Les Farc sont en position de fragilité militaire depuis que Washington a décidé d'apporter son aide aux forces colombiennes qui étaient en difficulté dans les années 97-98. Ce soutien américain a inversé le rapport de force. Il n'y a pas eu de grande offensive militaire des Farc depuis cette période. Auparavant, elles occupaient des villes de moyenne importance, elles faisaient beaucoup de prisonniers. Depuis, elles se limitent à de petites actions de guérilla, voire elles utilisent des méthodes terroristes, et elles reculent vers le Sud et les frontières du pays. Cela signale un repli tactique, mais peut-être est-il stratégique, les Farc n'étant pas en mesure de suivre l'escalade militaire.
Les deux responsables des Farc qui ont été récemment tués étaient des acteurs importants dans les négociations sur les otages. Leur disparition risque-t-elle d'avoir un impact sur le sort des prisonniers ?
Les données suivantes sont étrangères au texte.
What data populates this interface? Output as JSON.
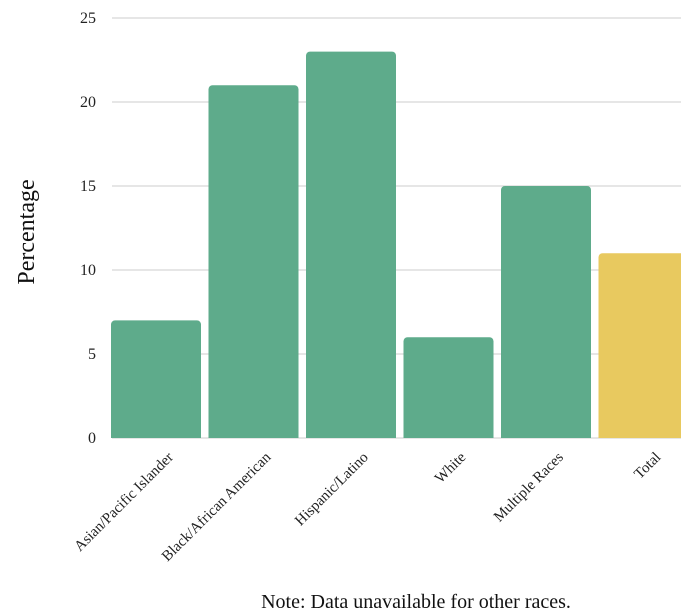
{
  "chart_data": {
    "type": "bar",
    "title": "",
    "xlabel": "",
    "ylabel": "Percentage",
    "categories": [
      "Asian/Pacific Islander",
      "Black/African American",
      "Hispanic/Latino",
      "White",
      "Multiple Races",
      "Total"
    ],
    "values": [
      7,
      21,
      23,
      6,
      15,
      11
    ],
    "yticks": [
      "0",
      "5",
      "10",
      "15",
      "20",
      "25"
    ],
    "ylim": [
      0,
      25
    ],
    "grid": true,
    "bar_color": "#5eab8b",
    "highlight_color": "#e8c95f",
    "highlight_category": "Total",
    "note": "Note: Data unavailable for other races."
  }
}
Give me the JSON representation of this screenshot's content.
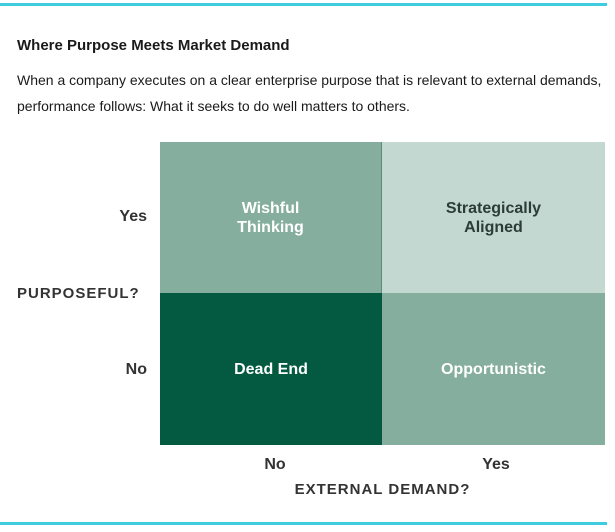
{
  "header": {
    "title": "Where Purpose Meets Market Demand",
    "description": "When a company executes on a clear enterprise purpose that is relevant to external demands, performance follows: What it seeks to do well matters to others."
  },
  "matrix": {
    "y_axis": {
      "title": "PURPOSEFUL?",
      "labels": [
        "Yes",
        "No"
      ]
    },
    "x_axis": {
      "title": "EXTERNAL DEMAND?",
      "labels": [
        "No",
        "Yes"
      ]
    },
    "quadrants": {
      "top_left": "Wishful\nThinking",
      "top_right": "Strategically\nAligned",
      "bottom_left": "Dead End",
      "bottom_right": "Opportunistic"
    },
    "colors": {
      "accent_rule": "#3fcbe0",
      "top_left": "#85ae9f",
      "top_right": "#c3d8d1",
      "bottom_left": "#035a40",
      "bottom_right": "#85ae9f"
    }
  }
}
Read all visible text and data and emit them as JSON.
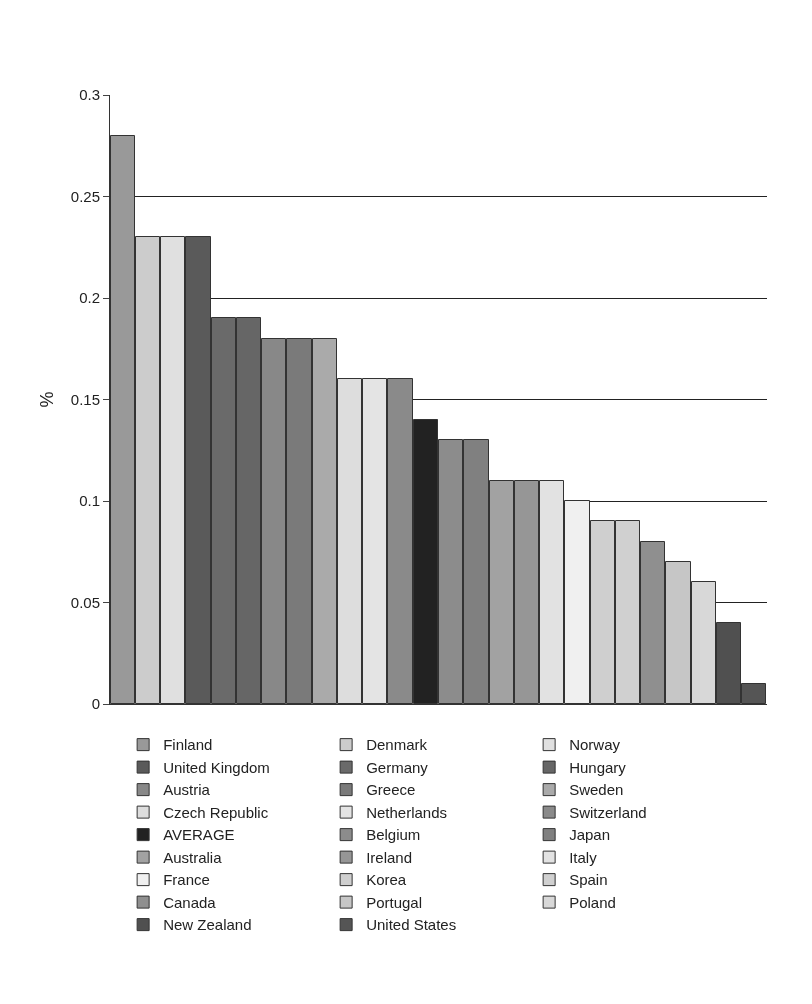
{
  "chart_data": {
    "type": "bar",
    "ylabel": "%",
    "categories": [
      null,
      null,
      null,
      null,
      null,
      null,
      null,
      null,
      null,
      null,
      null,
      null,
      null,
      null,
      null,
      null,
      null,
      null,
      null,
      null,
      null,
      null,
      null,
      null,
      null,
      null
    ],
    "series": [
      {
        "name": "Finland",
        "color": "#999999",
        "values": [
          0.28,
          null,
          null,
          null,
          null,
          null,
          null,
          null,
          null,
          null,
          null,
          null,
          null,
          null,
          null,
          null,
          null,
          null,
          null,
          null,
          null,
          null,
          null,
          null,
          null,
          null
        ]
      },
      {
        "name": "Denmark",
        "color": "#cccccc",
        "values": [
          null,
          0.23,
          null,
          null,
          null,
          null,
          null,
          null,
          null,
          null,
          null,
          null,
          null,
          null,
          null,
          null,
          null,
          null,
          null,
          null,
          null,
          null,
          null,
          null,
          null,
          null
        ]
      },
      {
        "name": "Norway",
        "color": "#e0e0e0",
        "values": [
          null,
          null,
          0.23,
          null,
          null,
          null,
          null,
          null,
          null,
          null,
          null,
          null,
          null,
          null,
          null,
          null,
          null,
          null,
          null,
          null,
          null,
          null,
          null,
          null,
          null,
          null
        ]
      },
      {
        "name": "United Kingdom",
        "color": "#5a5a5a",
        "values": [
          null,
          null,
          null,
          0.23,
          null,
          null,
          null,
          null,
          null,
          null,
          null,
          null,
          null,
          null,
          null,
          null,
          null,
          null,
          null,
          null,
          null,
          null,
          null,
          null,
          null,
          null
        ]
      },
      {
        "name": "Germany",
        "color": "#6a6a6a",
        "values": [
          null,
          null,
          null,
          null,
          0.19,
          null,
          null,
          null,
          null,
          null,
          null,
          null,
          null,
          null,
          null,
          null,
          null,
          null,
          null,
          null,
          null,
          null,
          null,
          null,
          null,
          null
        ]
      },
      {
        "name": "Hungary",
        "color": "#666666",
        "values": [
          null,
          null,
          null,
          null,
          null,
          0.19,
          null,
          null,
          null,
          null,
          null,
          null,
          null,
          null,
          null,
          null,
          null,
          null,
          null,
          null,
          null,
          null,
          null,
          null,
          null,
          null
        ]
      },
      {
        "name": "Austria",
        "color": "#888888",
        "values": [
          null,
          null,
          null,
          null,
          null,
          null,
          0.18,
          null,
          null,
          null,
          null,
          null,
          null,
          null,
          null,
          null,
          null,
          null,
          null,
          null,
          null,
          null,
          null,
          null,
          null,
          null
        ]
      },
      {
        "name": "Greece",
        "color": "#7a7a7a",
        "values": [
          null,
          null,
          null,
          null,
          null,
          null,
          null,
          0.18,
          null,
          null,
          null,
          null,
          null,
          null,
          null,
          null,
          null,
          null,
          null,
          null,
          null,
          null,
          null,
          null,
          null,
          null
        ]
      },
      {
        "name": "Sweden",
        "color": "#aaaaaa",
        "values": [
          null,
          null,
          null,
          null,
          null,
          null,
          null,
          null,
          0.18,
          null,
          null,
          null,
          null,
          null,
          null,
          null,
          null,
          null,
          null,
          null,
          null,
          null,
          null,
          null,
          null,
          null
        ]
      },
      {
        "name": "Czech Republic",
        "color": "#dddddd",
        "values": [
          null,
          null,
          null,
          null,
          null,
          null,
          null,
          null,
          null,
          0.16,
          null,
          null,
          null,
          null,
          null,
          null,
          null,
          null,
          null,
          null,
          null,
          null,
          null,
          null,
          null,
          null
        ]
      },
      {
        "name": "Netherlands",
        "color": "#e4e4e4",
        "values": [
          null,
          null,
          null,
          null,
          null,
          null,
          null,
          null,
          null,
          null,
          0.16,
          null,
          null,
          null,
          null,
          null,
          null,
          null,
          null,
          null,
          null,
          null,
          null,
          null,
          null,
          null
        ]
      },
      {
        "name": "Switzerland",
        "color": "#8a8a8a",
        "values": [
          null,
          null,
          null,
          null,
          null,
          null,
          null,
          null,
          null,
          null,
          null,
          0.16,
          null,
          null,
          null,
          null,
          null,
          null,
          null,
          null,
          null,
          null,
          null,
          null,
          null,
          null
        ]
      },
      {
        "name": "AVERAGE",
        "color": "#222222",
        "values": [
          null,
          null,
          null,
          null,
          null,
          null,
          null,
          null,
          null,
          null,
          null,
          null,
          0.14,
          null,
          null,
          null,
          null,
          null,
          null,
          null,
          null,
          null,
          null,
          null,
          null,
          null
        ]
      },
      {
        "name": "Belgium",
        "color": "#8c8c8c",
        "values": [
          null,
          null,
          null,
          null,
          null,
          null,
          null,
          null,
          null,
          null,
          null,
          null,
          null,
          0.13,
          null,
          null,
          null,
          null,
          null,
          null,
          null,
          null,
          null,
          null,
          null,
          null
        ]
      },
      {
        "name": "Japan",
        "color": "#808080",
        "values": [
          null,
          null,
          null,
          null,
          null,
          null,
          null,
          null,
          null,
          null,
          null,
          null,
          null,
          null,
          0.13,
          null,
          null,
          null,
          null,
          null,
          null,
          null,
          null,
          null,
          null,
          null
        ]
      },
      {
        "name": "Australia",
        "color": "#a2a2a2",
        "values": [
          null,
          null,
          null,
          null,
          null,
          null,
          null,
          null,
          null,
          null,
          null,
          null,
          null,
          null,
          null,
          0.11,
          null,
          null,
          null,
          null,
          null,
          null,
          null,
          null,
          null,
          null
        ]
      },
      {
        "name": "Ireland",
        "color": "#969696",
        "values": [
          null,
          null,
          null,
          null,
          null,
          null,
          null,
          null,
          null,
          null,
          null,
          null,
          null,
          null,
          null,
          null,
          0.11,
          null,
          null,
          null,
          null,
          null,
          null,
          null,
          null,
          null
        ]
      },
      {
        "name": "Italy",
        "color": "#e2e2e2",
        "values": [
          null,
          null,
          null,
          null,
          null,
          null,
          null,
          null,
          null,
          null,
          null,
          null,
          null,
          null,
          null,
          null,
          null,
          0.11,
          null,
          null,
          null,
          null,
          null,
          null,
          null,
          null
        ]
      },
      {
        "name": "France",
        "color": "#f0f0f0",
        "values": [
          null,
          null,
          null,
          null,
          null,
          null,
          null,
          null,
          null,
          null,
          null,
          null,
          null,
          null,
          null,
          null,
          null,
          null,
          0.1,
          null,
          null,
          null,
          null,
          null,
          null,
          null
        ]
      },
      {
        "name": "Korea",
        "color": "#cfcfcf",
        "values": [
          null,
          null,
          null,
          null,
          null,
          null,
          null,
          null,
          null,
          null,
          null,
          null,
          null,
          null,
          null,
          null,
          null,
          null,
          null,
          0.09,
          null,
          null,
          null,
          null,
          null,
          null
        ]
      },
      {
        "name": "Spain",
        "color": "#d0d0d0",
        "values": [
          null,
          null,
          null,
          null,
          null,
          null,
          null,
          null,
          null,
          null,
          null,
          null,
          null,
          null,
          null,
          null,
          null,
          null,
          null,
          null,
          0.09,
          null,
          null,
          null,
          null,
          null
        ]
      },
      {
        "name": "Canada",
        "color": "#8f8f8f",
        "values": [
          null,
          null,
          null,
          null,
          null,
          null,
          null,
          null,
          null,
          null,
          null,
          null,
          null,
          null,
          null,
          null,
          null,
          null,
          null,
          null,
          null,
          0.08,
          null,
          null,
          null,
          null
        ]
      },
      {
        "name": "Portugal",
        "color": "#c6c6c6",
        "values": [
          null,
          null,
          null,
          null,
          null,
          null,
          null,
          null,
          null,
          null,
          null,
          null,
          null,
          null,
          null,
          null,
          null,
          null,
          null,
          null,
          null,
          null,
          0.07,
          null,
          null,
          null
        ]
      },
      {
        "name": "Poland",
        "color": "#d8d8d8",
        "values": [
          null,
          null,
          null,
          null,
          null,
          null,
          null,
          null,
          null,
          null,
          null,
          null,
          null,
          null,
          null,
          null,
          null,
          null,
          null,
          null,
          null,
          null,
          null,
          0.06,
          null,
          null
        ]
      },
      {
        "name": "New Zealand",
        "color": "#505050",
        "values": [
          null,
          null,
          null,
          null,
          null,
          null,
          null,
          null,
          null,
          null,
          null,
          null,
          null,
          null,
          null,
          null,
          null,
          null,
          null,
          null,
          null,
          null,
          null,
          null,
          0.04,
          null
        ]
      },
      {
        "name": "United States",
        "color": "#555555",
        "values": [
          null,
          null,
          null,
          null,
          null,
          null,
          null,
          null,
          null,
          null,
          null,
          null,
          null,
          null,
          null,
          null,
          null,
          null,
          null,
          null,
          null,
          null,
          null,
          null,
          null,
          0.01
        ]
      }
    ],
    "ylim": [
      0,
      0.3
    ],
    "yticks": [
      0,
      0.05,
      0.1,
      0.15,
      0.2,
      0.25,
      0.3
    ],
    "grid": "y",
    "legend": "bottom"
  }
}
Les décisions des Farc sont prises de manière collégiale. Le fait qu'il y ait deux responsables en moins ne change rien aux données du problème. Il y a deux types d'otages, d'un côté les centaines d'otages contre lesquels les Farc espèrent une rançon, et de l'autre les otages politiques. Les Farc ont fait savoir qu'elles étaient toujours disposées à parler de ces fameux otages. Ce qui est logique : les guérilleros étant en situation de faiblesse militaire, les otages politiques sont d'autant plus importants pour eux, comme monnaie d'échange pour rééquilibrer les forces en présence. Il n'y aura plus de libération unilatérale, comme celles qui ont eu lieu récemment. Les Farc n'ont procédé à ces libérations que pour signaler leur disposition à parler. Le président colombien, Alvaro Uribe, avait fait de même en juin 2007. Je crois qu'il faut se rendre à l'évidence : les trois Américains et Ingrid Betancourt ne seront libérés que sous les conditions politiques déjà exprimées par les guérilleros.
Sur le plan technique, les réseaux de contact vont cependant devoir être réaménagés. L'ordinateur de Raoul Reyes saisi par le gouvernement colombien étant en train de parler, on va d'ailleurs prochainement connaître l'ampleur de ces contacts qui sont bien plus importants que ce que l'on soupçonnait. On est en train d'apprendre que les Farc avaient non seulement des relations avec le Venezuela et l'Équateur mais aussi avec Kadhafi. L'ordinateur met à jour des tractations d'ordre militaire, des problèmes d'approvisionnement en armes.